Impérativement, si vous voulez engager la discussion, vous devez vous acheter un caleçon
qui tape à l’œil (comme si on n’avait que ça à regarder), le mettre, et ensuite baisser votre
pantalon jusqu’au milieu de votre humble et soyeux postérieur, de manière à ce que toute
personne vous croisant puisse admirer votre zouli caleçon fluo. Vous adoptez du coup une
démarche de canard, puisque, votre pantalon ayant été descendu d’au moins 10 cm, vous
vous dandinez tel un canard. Autre élément vestimentaire : Le blouson-sac-poubelle. Ce
vêtement (si on peut appeler ça comme ça), consiste à tailler un sac poubelle bien luisant
de façon à ce qu’on puisse l’assimiler à un manteau, et à le porter, tout simplement. Vient
ensuite la casquette N.Y. Pour la porter, visualisez-vous d’abord un beau et gros
champignon. Imaginez maintenant ce champignon sur votre tête. Voilà, vous savez à quoi
vous ressemblerez si vous mettez une casquette à la « jeun’s », ou tout bonnement si vous
voulez vous habiller en « jeun’s »: à un gros champignon tatoué des lettres N.Y, avec un
sac poubelle sur les épaules et imitant la démarche d’un canard, tout en portant un caleçon
fluo.
Voilà. Si vous avez lu ce texte, vous connaissez l’essentiel des choses à connaître quand
vous conversez avec nos « chères » petites choses boutonneuses et atrocement
irrésistibles. Cependant, les filles ont été épargnées dans cet article, pour la bonne raison
qu’elles en font trois fois moins (À part les « Ouaiche non mais oh ! », les « Ouiaiche
Manu », ou les « Il est trop LOL, ce mec » - phrases qui, notez-le, sont des notions
abstraites dans la bouche de toute personne normalement cultivée – nos adorées tas de
maquillage se comportent mieux oralement.)
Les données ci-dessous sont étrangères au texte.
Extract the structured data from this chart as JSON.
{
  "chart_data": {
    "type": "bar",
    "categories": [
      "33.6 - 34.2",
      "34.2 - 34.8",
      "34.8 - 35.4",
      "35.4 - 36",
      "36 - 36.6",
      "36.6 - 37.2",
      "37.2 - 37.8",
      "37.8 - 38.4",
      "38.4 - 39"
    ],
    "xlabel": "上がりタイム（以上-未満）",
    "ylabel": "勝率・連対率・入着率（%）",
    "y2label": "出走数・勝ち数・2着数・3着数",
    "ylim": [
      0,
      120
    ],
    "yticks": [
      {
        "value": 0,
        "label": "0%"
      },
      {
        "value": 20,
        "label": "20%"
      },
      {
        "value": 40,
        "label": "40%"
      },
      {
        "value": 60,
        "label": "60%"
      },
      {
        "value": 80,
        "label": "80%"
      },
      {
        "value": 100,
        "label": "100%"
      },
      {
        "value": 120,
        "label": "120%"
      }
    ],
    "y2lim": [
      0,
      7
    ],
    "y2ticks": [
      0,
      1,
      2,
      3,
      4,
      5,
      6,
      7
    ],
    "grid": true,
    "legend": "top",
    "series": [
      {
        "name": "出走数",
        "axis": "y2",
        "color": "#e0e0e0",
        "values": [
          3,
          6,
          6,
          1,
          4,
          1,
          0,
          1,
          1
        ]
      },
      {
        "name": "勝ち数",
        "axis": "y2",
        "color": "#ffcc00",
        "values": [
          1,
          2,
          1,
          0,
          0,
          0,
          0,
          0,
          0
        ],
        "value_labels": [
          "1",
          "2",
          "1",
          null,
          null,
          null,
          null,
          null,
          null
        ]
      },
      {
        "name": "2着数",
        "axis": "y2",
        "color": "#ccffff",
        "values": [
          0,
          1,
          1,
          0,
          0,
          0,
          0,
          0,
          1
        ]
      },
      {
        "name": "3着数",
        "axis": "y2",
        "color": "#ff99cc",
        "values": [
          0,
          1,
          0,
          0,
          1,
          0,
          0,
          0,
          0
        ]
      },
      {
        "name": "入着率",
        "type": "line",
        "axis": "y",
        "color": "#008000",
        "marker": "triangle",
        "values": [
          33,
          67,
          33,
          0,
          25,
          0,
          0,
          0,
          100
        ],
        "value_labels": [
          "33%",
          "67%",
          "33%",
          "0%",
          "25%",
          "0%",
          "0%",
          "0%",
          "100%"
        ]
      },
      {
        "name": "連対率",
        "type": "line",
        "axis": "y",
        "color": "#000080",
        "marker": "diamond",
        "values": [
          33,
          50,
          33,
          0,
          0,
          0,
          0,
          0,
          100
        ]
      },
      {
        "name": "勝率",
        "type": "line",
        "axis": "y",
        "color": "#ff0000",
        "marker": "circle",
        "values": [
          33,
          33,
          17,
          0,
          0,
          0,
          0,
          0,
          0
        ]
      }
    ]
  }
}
Fini le « verlan », les « veugra », les « Tu me kiffes ? Je t’kiffes ! » Et même les
cerveaux (pour un adolescent typique de nos jours, le seul moyen de penser, c’est le
portable); nos ados changent, linguistiquement et vestimentairement, mais
malheureusement, dans la plupart des cas, n’évoluent que très rarement...
Gardons tout de même une note optimiste : Un ado boutonneux de 15 ans à la Justin
Bieber vous enverra peut-être vous faire voir, mais passé 20 ans, vous sautera au cou,
remontera son pantalon, et se mettra à porter des strings léopard. Et quand vous penserez
à lui ou elle à 15 ans, vous pourrez enfin dire : « Mais ça, c’était avant...».